Cameron and Trivedi compared Poisson, negative binomial, and other count data models, providing tests for overdispersion and guidance on model selection. This paper helped establish the practical toolkit for applied researchers working with count outcomes.
Wooldridge, J. M. (1999). Distribution-Free Estimation of Some Nonlinear Panel Data Models.
Wooldridge showed that Poisson quasi-maximum-likelihood estimation is consistent for the conditional mean even if the data are not Poisson-distributed, as long as the mean is correctly specified. This result justifies the widespread use of Poisson regression for non-count continuous outcomes.
Silva, J. M. C. S., & Tenreyro, S. (2006). The Log of Gravity.
Silva and Tenreyro demonstrated that OLS estimation of log-linearized gravity models produces inconsistent estimates in the presence of heteroskedasticity. They showed that Poisson pseudo-maximum-likelihood (PPML) provides consistent estimates and naturally handles zero trade flows, transforming the trade literature.
Lambert, D. (1992). Zero-Inflated Poisson Regression, with an Application to Defects in Manufacturing.
Lambert introduced the zero-inflated Poisson (ZIP) model, which accounts for excess zeros in count data by mixing a point mass at zero with a Poisson distribution. The ZIP model has become a standard tool for count outcomes where a subpopulation generates only zeros, such as patent counts for non-innovating firms.
Correia, S., Guimaraes, P., & Zylkin, T. (2020). Fast Poisson Estimation with High-Dimensional Fixed Effects.
Introduces the ppmlhdfe Stata command for fast Poisson estimation with multiple levels of fixed effects, making PPML feasible for large datasets with high-dimensional fixed effects. This tool has become standard for applied researchers working with count data in panel settings.
Application (4)
Griliches, Z. (1990). Patent Statistics as Economic Indicators: A Survey.
Griliches surveyed the use of patent data as economic indicators, establishing patent counts as a key measure of innovative output.
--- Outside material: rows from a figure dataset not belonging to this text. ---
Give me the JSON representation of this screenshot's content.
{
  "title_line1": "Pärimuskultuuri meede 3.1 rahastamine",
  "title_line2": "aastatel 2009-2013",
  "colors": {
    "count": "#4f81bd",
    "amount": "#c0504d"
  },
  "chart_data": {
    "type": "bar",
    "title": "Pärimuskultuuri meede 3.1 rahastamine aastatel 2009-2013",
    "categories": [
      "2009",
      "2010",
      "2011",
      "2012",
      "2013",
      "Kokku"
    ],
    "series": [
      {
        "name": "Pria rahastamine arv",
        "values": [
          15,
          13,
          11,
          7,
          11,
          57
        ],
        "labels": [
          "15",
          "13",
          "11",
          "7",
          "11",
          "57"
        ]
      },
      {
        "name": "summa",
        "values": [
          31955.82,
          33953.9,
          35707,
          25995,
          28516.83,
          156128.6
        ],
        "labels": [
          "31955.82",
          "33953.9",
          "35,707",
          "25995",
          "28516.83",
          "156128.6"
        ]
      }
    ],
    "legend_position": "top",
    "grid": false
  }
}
This survey motivated much of the subsequent applied work using Poisson and negative binomial models to study innovation.
Fleming, L., & Sorenson, O. (2001). Technology as a Complex Adaptive System: Evidence from Patent Data.
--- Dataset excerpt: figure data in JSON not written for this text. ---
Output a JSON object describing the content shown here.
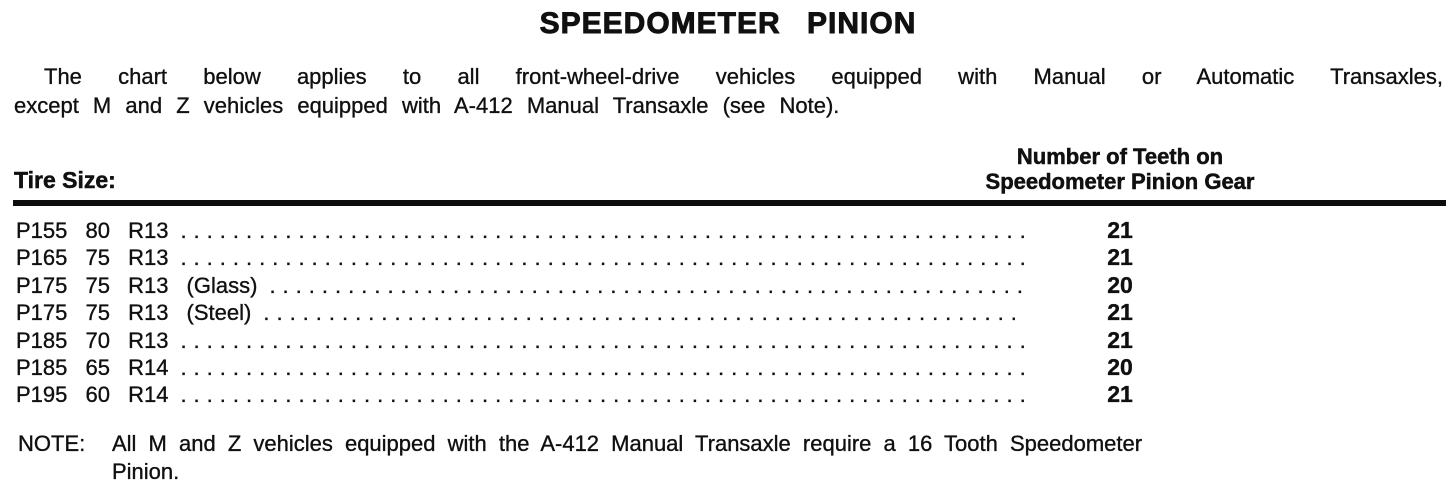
{
  "doc": {
    "title": "SPEEDOMETER PINION",
    "intro_lines": [
      "The chart below applies to all front-wheel-drive vehicles equipped with Manual or Automatic Transaxles,",
      "except M and Z vehicles equipped with A-412 Manual Transaxle (see Note)."
    ],
    "note": {
      "label": "NOTE:",
      "lines": [
        "All M and Z vehicles equipped with the A-412 Manual Transaxle require a 16 Tooth Speedometer",
        "Pinion."
      ]
    }
  },
  "table": {
    "tire_size_header": "Tire Size:",
    "teeth_header_line1": "Number of Teeth on",
    "teeth_header_line2": "Speedometer Pinion Gear",
    "rows": [
      {
        "tire_size": "P155 80 R13",
        "teeth": "21"
      },
      {
        "tire_size": "P165 75 R13",
        "teeth": "21"
      },
      {
        "tire_size": "P175 75 R13 (Glass)",
        "teeth": "20"
      },
      {
        "tire_size": "P175 75 R13 (Steel)",
        "teeth": "21"
      },
      {
        "tire_size": "P185 70 R13",
        "teeth": "21"
      },
      {
        "tire_size": "P185 65 R14",
        "teeth": "20"
      },
      {
        "tire_size": "P195 60 R14",
        "teeth": "21"
      }
    ]
  }
}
Fleming and Sorenson used negative binomial regression on patent citation counts to study how the complexity of technological combinations affects the usefulness of inventions. This paper is a prominent application of count models in the innovation and technology management literature.
Katila, R., & Ahuja, G. (2002). Something Old, Something New: A Longitudinal Study of Search Behavior and New Product Introduction.
Katila and Ahuja used negative binomial models to study how the depth and scope of a firm's knowledge search affect new product introductions. This paper is a widely cited application of count data models in the strategic management and innovation literature.
Singh, J., & Agrawal, A. (2011). Recruiting for Ideas: How Firms Exploit the Prior Inventions of New Hires.
Singh and Agrawal used negative binomial regression to study how hiring inventors affects the knowledge flows to the hiring firm, as measured by citation counts. This paper demonstrates the application of count models to questions of knowledge transfer and human capital in organizations.
Survey (2)
Cameron, A. C., & Trivedi, P. K. (2013). Regression Analysis of Count Data.
This textbook is the definitive reference on count data regression, covering Poisson, negative binomial, zero-inflated, hurdle, and panel count models. It provides both the theoretical foundations and practical implementation guidance that applied researchers need.
Wooldridge, J. M. (2010). Econometric Analysis of Cross Section and Panel Data.
Chapter 18 provides a rigorous treatment of count data models in the context of panel data and cross-sectional settings, covering Poisson, negative binomial, and related estimators with careful attention to the quasi-MLE properties that justify Poisson estimation even when the data are not Poisson-distributed.